Muito pelo contrário, a excessiva politização agora exacerbada em tempo de eleições só vai empobrecer ainda mais o discurso político, polarizar opiniões, açambarcar e diluir todo o pensamento, criatividade e iniciativa das pessoas na contenda para chegar ao poder. Até as vacinas não escapam a essa politização primária com a agravante dos protagonistas fingirem não perceber que a desconfiança lançada contra as vacinas torna as pessoas renitentes em as aceitar. Com isso é a saúde das pessoas que são colocadas em perigo ou vidas que terminam antes do que devia ser a “sua hora”. Ao insistir nesse caminho dificilmente se deixa espaço para a reflexão plural dos problemas, para a mobilização das energias e para o espírito de cooperação que, alimentando a confiança entre as pessoas, constitui a base a partir da qual se aumenta o capital social necessário para a prosperidade individual, familiar e colectiva.

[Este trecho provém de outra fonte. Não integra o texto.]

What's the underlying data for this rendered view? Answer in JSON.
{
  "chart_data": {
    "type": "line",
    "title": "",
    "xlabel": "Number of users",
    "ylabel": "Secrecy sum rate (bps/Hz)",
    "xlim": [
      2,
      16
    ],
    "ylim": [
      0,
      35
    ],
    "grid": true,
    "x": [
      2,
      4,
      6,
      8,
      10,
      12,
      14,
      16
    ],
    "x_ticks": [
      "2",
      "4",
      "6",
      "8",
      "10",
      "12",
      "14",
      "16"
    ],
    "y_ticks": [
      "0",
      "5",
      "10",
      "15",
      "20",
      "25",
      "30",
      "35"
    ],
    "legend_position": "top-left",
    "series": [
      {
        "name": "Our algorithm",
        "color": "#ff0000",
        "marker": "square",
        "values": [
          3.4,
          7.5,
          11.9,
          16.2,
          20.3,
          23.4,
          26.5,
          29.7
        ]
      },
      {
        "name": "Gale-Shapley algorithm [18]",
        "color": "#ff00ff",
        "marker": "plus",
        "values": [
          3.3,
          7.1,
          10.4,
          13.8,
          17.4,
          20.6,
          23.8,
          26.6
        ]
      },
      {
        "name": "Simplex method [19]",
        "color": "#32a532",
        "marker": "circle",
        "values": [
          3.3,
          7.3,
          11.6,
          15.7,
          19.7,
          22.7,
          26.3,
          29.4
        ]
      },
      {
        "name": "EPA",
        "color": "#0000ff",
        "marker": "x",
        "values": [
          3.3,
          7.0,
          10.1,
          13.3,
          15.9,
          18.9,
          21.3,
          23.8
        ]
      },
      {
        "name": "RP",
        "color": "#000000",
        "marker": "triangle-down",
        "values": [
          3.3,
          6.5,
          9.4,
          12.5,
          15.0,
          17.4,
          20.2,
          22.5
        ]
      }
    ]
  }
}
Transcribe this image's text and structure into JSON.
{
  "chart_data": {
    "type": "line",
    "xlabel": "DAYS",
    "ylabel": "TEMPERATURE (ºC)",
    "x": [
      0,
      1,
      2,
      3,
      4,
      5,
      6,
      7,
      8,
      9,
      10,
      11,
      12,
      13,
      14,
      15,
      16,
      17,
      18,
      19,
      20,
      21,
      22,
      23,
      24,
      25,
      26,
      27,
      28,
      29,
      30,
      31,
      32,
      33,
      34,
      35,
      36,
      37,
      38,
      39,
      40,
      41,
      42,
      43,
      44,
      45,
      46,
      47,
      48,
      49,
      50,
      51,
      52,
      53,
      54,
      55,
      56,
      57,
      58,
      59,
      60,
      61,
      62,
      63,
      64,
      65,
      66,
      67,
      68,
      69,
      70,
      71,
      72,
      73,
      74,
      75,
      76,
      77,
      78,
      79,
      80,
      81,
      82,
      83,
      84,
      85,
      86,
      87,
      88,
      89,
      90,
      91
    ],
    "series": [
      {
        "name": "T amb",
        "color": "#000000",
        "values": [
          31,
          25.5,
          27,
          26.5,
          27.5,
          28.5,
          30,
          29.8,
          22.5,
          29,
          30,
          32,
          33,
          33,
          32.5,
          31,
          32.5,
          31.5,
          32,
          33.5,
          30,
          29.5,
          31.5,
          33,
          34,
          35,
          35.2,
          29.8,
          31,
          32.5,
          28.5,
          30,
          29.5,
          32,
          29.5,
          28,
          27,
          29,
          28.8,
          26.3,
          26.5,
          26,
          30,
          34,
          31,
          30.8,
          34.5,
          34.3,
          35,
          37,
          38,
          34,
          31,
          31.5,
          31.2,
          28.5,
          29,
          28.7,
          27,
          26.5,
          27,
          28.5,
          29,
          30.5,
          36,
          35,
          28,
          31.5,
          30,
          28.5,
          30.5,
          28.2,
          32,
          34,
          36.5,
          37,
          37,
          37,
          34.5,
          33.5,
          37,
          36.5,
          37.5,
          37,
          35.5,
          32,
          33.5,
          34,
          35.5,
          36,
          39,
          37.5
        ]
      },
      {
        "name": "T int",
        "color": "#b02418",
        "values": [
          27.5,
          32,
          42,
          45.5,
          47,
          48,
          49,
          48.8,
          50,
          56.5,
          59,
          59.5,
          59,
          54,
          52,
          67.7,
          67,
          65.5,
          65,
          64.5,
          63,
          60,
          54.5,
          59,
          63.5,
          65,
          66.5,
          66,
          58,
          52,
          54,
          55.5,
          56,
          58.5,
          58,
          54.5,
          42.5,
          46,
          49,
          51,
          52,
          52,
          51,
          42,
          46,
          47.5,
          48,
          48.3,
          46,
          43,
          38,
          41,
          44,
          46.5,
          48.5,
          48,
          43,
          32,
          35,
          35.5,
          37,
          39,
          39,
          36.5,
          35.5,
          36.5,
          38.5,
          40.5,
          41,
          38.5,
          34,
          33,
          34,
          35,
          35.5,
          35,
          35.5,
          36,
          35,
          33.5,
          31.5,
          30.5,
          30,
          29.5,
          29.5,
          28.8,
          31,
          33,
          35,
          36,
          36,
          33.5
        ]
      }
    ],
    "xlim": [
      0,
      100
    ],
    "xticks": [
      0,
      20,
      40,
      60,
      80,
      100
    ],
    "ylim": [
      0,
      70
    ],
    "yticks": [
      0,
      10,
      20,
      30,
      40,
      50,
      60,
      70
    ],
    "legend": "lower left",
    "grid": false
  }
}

Com a pandemia muitos países estão a mudar. Há dias os Estado Unidos aprovaram um plano de ajuda às pessoas e à economia no valor de 1,9 triliões de dólares. Somando esse novo estímulo aos outros concedidos durante este ano de covid, como nota o colunista do New York Times David Brooks, chega-se ao valor de 5,5 triliões de dólares gastos com a pandemia, uma quantia muito superior aos 4,8 triliões gastos durante a segunda guerra mundial. Para um país que até recentemente acreditava em governos pequenos e não muito intervencionistas em matéria de luta contra desigualdades diversas é uma inflexão de políticas e do papel do Estado de tal forma transformacional que alguns já a apontam como igual ou superior ao do New Deal de Franklin Roosevelt. A Europa vai provavelmente seguir passos similares assim como outros países emergentes para fazer face aos desafios que o coronavírus irá coloca a todos ainda por alguns anos. Cabo Verde não pode, nem deve ser excepção. Período eleitoral não é desculpa. Muito pelo contrário.
Humberto Cardoso
Texto originalmente publicado na edição impressa do Expresso das Ilhas nº 1007 de 17 de Março de 2021.